DOUCLEFF: Baker says these patent laws have landed the world in the situation we have now, where a handful of companies have enormous power and control over a lifesaving vaccine. Baker says these companies, in many ways, decide which countries get the vaccine this year and can possibly end their outbreak and which ones are left fighting COVID-19 with only masks and social distancing.

BAKER: That's no way to respond to a pandemic emergency. It's actually not a very good way to respond to the need for medicines in general.

DOUCLEFF: Many leaders of developing countries agree with Baker. Back in October, India and South Africa asked the WTO for a waiver to lift the patent restrictions on COVID vaccines and medicines until the pandemic is over. But many rich countries - including the U.S., Japan, Norway and Canada - have blocked the waiver, saying there's no evidence that patent protection is inhibiting access to COVID vaccines.

Thomas Cueni directs the International Federation of Pharmaceutical Manufacturers and Associations. It's the leading trade association for brand-name drugmakers.

THOMAS CUENI: The temporary waiver would have zero impact on the pandemic.

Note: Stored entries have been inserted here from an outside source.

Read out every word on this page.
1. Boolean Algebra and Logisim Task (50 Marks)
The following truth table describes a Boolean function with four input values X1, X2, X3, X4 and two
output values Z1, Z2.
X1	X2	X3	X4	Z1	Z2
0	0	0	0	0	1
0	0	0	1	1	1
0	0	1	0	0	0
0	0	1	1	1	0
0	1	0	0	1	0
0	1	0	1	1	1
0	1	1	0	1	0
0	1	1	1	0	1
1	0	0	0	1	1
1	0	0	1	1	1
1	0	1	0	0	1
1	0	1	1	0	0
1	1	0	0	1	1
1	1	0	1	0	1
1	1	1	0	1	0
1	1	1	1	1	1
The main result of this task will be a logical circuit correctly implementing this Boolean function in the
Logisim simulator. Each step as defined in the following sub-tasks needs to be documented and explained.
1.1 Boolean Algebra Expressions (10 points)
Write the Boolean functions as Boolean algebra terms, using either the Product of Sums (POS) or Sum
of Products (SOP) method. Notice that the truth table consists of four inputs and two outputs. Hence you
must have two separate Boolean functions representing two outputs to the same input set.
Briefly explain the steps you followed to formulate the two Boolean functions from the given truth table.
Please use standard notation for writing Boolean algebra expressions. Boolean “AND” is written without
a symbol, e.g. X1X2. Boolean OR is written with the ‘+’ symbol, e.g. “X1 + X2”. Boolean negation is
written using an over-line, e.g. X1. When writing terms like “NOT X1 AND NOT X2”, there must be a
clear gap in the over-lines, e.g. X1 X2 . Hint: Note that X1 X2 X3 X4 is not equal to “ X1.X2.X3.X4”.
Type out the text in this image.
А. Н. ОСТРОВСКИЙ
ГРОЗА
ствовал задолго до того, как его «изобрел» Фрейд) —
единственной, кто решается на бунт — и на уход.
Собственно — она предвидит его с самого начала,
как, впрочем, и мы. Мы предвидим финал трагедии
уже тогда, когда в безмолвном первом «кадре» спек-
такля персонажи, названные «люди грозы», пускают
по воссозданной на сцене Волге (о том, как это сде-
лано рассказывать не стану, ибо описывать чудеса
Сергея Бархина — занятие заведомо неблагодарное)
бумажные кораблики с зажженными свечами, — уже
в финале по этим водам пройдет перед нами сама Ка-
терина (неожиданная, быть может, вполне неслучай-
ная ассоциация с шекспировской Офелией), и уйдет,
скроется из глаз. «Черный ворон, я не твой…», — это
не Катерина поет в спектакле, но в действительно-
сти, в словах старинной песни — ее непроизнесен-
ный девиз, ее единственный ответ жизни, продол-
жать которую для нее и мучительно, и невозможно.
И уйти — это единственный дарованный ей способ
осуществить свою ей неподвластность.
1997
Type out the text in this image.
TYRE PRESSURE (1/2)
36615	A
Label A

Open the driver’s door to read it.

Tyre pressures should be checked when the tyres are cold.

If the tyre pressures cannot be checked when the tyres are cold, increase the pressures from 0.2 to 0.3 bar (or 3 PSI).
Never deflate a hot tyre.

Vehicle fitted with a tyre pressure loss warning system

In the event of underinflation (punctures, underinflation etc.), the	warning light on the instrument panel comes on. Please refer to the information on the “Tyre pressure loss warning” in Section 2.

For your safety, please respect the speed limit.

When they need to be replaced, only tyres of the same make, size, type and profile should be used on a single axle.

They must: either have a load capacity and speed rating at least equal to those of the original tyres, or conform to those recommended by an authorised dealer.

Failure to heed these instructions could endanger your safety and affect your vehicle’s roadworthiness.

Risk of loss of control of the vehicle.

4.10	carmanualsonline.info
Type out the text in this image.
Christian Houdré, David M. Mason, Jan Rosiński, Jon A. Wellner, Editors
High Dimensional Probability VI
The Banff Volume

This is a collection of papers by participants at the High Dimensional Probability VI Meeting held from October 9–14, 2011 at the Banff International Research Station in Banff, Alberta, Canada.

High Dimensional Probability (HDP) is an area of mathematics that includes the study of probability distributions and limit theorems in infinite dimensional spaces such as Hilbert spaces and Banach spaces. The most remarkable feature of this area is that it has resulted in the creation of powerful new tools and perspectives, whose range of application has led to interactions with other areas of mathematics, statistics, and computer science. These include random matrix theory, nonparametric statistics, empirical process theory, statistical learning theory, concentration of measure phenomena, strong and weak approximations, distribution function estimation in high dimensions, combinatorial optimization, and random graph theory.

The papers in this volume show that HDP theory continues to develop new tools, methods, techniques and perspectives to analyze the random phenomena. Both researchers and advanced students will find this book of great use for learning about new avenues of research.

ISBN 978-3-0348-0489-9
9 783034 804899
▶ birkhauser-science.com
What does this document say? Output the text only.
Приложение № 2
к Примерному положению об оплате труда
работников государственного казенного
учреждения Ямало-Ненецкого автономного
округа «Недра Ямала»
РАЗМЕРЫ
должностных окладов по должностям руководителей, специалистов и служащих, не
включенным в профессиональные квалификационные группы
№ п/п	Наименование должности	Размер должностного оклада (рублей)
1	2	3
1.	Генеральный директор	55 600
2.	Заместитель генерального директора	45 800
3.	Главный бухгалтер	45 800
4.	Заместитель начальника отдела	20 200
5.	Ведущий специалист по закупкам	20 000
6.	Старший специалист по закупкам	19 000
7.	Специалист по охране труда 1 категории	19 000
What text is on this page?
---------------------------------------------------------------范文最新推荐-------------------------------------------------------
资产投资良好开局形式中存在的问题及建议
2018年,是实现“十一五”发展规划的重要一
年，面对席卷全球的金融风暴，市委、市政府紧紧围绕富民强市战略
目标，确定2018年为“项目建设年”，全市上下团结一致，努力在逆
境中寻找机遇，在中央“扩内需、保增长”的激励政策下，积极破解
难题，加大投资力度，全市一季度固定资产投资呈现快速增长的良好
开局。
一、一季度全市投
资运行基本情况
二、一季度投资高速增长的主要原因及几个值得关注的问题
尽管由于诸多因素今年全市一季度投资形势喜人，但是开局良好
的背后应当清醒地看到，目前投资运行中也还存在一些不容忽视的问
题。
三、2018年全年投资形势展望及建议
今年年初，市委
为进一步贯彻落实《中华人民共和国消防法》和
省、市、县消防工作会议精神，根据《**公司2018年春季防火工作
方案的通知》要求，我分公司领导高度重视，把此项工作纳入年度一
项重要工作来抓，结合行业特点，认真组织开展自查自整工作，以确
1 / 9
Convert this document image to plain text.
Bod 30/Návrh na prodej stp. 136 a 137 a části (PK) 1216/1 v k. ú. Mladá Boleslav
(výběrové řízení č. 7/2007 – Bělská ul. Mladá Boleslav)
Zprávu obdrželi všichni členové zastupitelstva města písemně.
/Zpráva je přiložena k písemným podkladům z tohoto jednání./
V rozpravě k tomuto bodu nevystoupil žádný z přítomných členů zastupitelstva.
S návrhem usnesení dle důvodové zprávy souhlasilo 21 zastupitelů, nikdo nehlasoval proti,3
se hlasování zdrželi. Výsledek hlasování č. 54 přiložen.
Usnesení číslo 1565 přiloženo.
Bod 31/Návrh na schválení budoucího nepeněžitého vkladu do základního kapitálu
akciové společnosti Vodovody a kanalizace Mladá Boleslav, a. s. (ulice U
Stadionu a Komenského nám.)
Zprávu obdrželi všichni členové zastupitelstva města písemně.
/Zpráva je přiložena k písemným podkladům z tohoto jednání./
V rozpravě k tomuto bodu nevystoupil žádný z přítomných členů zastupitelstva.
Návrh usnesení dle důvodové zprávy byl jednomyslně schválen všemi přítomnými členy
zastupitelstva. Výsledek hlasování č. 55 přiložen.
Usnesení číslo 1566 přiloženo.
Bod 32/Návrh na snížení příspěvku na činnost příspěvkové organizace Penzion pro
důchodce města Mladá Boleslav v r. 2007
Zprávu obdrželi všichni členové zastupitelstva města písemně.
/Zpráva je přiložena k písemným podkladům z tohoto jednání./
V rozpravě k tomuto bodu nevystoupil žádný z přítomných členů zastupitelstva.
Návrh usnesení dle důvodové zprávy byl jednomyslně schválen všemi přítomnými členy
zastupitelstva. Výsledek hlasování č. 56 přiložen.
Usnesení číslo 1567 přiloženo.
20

You wouldn't have a single vaccine more available now for COVID-19.

DOUCLEFF: He says the problem isn't patents, but rather the world just doesn't have the capacity to make enough doses for everyone this year.

CUENI: And you look at global vaccine manufacturing capacity, both India and South Africa among the 10 largest vaccine manufacturers in the world. There is no idle capacity.

DOUCLEFF: A big reason for this maxed-out capacity is that some of the companies that are developing vaccines, such as AstraZeneca and Johnson & Johnson, are sharing their patent recipes with a few other manufacturers.

Andrea Taylor is at Duke University. She's been closely tracking these agreements. She says they are helping to ensure that at least some people in poor countries, up to 20%, receive the vaccine this year.

ANDREA TAYLOR: It is definitely good, yeah. We have seen quite a bit open up in terms of manufacturing capacity in Southeast Asia as well as Latin America. So that is really encouraging.

DOUCLEFF: She says the world needs more patent sharing and increased manufacturing capacity.